Fruit Turnovers with Cinnamon Custard Sauce
by Tarla Dalal
Added to 66 cookbooks
This recipe has been viewed 9034 times
Ghugharas stuffed with sweet papaya mixture served with a cinnamon custard sauce.
- Sieve the flours and mix with the melted ghee.
- Add enough water to the flour to make a soft dough.
- Cover and set aside.
- Heat the ghee in a pan, add the papaya and cornflour and cook, stirring continuously till the mixture thickens.
- Add the sugar and nutmeg powder to the papaya mixture and cook for some more time.
- Allow the mixture to cool.
- Mix the custard powder in 1/4 cup of cold milk to make a smooth paste.
- Put the rest of the milk to boil with the sugar and cinnamon.
- When the milk starts boiling, add the custard paste gradually stirring continuously.
- Cook for 1 minute and cool.
- Divide the dough into 8 equal portions.
- Roll each portion into 75 mm. (3") diameter circles.

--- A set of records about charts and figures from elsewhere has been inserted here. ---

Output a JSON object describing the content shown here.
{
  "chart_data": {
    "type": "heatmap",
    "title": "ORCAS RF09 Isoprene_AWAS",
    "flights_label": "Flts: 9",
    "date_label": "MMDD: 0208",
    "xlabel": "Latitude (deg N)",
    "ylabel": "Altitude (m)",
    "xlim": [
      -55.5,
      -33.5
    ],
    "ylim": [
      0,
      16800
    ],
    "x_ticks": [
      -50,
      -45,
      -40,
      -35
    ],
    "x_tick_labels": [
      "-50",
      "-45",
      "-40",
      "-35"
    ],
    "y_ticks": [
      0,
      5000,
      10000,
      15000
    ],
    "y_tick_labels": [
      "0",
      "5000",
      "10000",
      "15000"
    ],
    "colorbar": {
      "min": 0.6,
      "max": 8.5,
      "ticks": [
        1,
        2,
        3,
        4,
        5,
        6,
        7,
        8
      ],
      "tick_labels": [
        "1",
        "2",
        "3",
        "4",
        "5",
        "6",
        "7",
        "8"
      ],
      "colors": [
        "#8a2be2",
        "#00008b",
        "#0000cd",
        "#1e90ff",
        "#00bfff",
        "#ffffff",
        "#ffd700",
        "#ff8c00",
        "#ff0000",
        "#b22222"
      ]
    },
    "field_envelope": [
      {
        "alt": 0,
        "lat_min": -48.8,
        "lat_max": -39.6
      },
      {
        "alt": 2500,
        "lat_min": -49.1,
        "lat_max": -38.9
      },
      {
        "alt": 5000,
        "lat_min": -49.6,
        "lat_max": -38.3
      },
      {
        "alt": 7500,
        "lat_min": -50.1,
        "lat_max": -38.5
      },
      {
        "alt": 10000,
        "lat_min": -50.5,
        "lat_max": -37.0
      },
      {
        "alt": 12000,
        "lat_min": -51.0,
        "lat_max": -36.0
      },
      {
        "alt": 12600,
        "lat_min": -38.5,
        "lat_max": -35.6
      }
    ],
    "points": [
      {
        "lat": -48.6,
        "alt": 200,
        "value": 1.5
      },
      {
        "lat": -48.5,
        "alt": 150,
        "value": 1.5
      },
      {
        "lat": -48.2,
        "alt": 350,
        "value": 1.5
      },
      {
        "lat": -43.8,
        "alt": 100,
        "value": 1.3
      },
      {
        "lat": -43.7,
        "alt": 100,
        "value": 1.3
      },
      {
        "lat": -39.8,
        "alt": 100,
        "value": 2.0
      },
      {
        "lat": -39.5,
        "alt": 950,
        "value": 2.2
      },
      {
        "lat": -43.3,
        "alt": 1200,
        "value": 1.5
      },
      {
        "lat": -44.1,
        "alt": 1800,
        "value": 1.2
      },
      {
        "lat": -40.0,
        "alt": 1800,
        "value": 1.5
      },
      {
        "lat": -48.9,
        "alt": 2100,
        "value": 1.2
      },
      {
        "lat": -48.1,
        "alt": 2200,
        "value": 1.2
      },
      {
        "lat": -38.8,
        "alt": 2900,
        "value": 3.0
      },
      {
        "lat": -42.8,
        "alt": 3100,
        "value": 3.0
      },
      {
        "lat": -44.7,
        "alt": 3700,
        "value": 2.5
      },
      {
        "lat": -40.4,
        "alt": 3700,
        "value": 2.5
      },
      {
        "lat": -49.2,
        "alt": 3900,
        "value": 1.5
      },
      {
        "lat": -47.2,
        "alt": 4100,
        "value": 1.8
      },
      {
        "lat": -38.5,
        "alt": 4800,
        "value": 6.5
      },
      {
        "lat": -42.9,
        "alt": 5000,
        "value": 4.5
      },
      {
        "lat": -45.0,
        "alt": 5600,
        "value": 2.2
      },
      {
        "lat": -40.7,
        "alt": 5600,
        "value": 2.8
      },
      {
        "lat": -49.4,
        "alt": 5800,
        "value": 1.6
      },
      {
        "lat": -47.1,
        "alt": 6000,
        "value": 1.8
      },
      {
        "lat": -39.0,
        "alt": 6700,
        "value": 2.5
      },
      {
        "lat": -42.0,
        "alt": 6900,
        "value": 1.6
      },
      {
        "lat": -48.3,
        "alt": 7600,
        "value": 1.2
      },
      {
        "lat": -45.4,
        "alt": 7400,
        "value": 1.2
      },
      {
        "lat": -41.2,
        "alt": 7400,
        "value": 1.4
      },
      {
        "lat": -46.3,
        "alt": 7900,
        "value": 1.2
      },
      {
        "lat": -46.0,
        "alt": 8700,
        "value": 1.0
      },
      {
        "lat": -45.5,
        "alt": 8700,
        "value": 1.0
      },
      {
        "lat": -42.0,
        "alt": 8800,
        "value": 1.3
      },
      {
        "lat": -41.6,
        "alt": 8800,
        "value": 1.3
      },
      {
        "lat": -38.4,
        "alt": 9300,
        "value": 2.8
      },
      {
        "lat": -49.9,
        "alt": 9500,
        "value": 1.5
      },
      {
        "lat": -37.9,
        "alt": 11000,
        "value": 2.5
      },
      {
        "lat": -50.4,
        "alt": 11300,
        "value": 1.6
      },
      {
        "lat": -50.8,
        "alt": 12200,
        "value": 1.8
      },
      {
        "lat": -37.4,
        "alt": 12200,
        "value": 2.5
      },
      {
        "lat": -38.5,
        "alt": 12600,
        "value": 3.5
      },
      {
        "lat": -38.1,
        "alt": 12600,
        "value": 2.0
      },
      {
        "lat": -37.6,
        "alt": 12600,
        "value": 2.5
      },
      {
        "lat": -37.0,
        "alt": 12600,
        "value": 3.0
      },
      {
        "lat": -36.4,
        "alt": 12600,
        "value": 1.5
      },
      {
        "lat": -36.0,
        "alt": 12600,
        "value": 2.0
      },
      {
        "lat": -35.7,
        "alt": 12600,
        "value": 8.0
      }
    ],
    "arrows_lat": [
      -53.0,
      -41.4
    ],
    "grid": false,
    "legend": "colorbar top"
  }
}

- Put some papaya mixture in the centre of each circle.
- Gently fold into a semicircle and seal the edges.
- Make turns on the edges by rolling the edges carefully with your thumb and forefinger to get the ghughara or karanji shape as shown in the picture.
- Deep fry ther ghugharas till golden brown in colour.
- Serve hot with custard sauce.
- You can add dry fruits to the papaya stuffing if you like.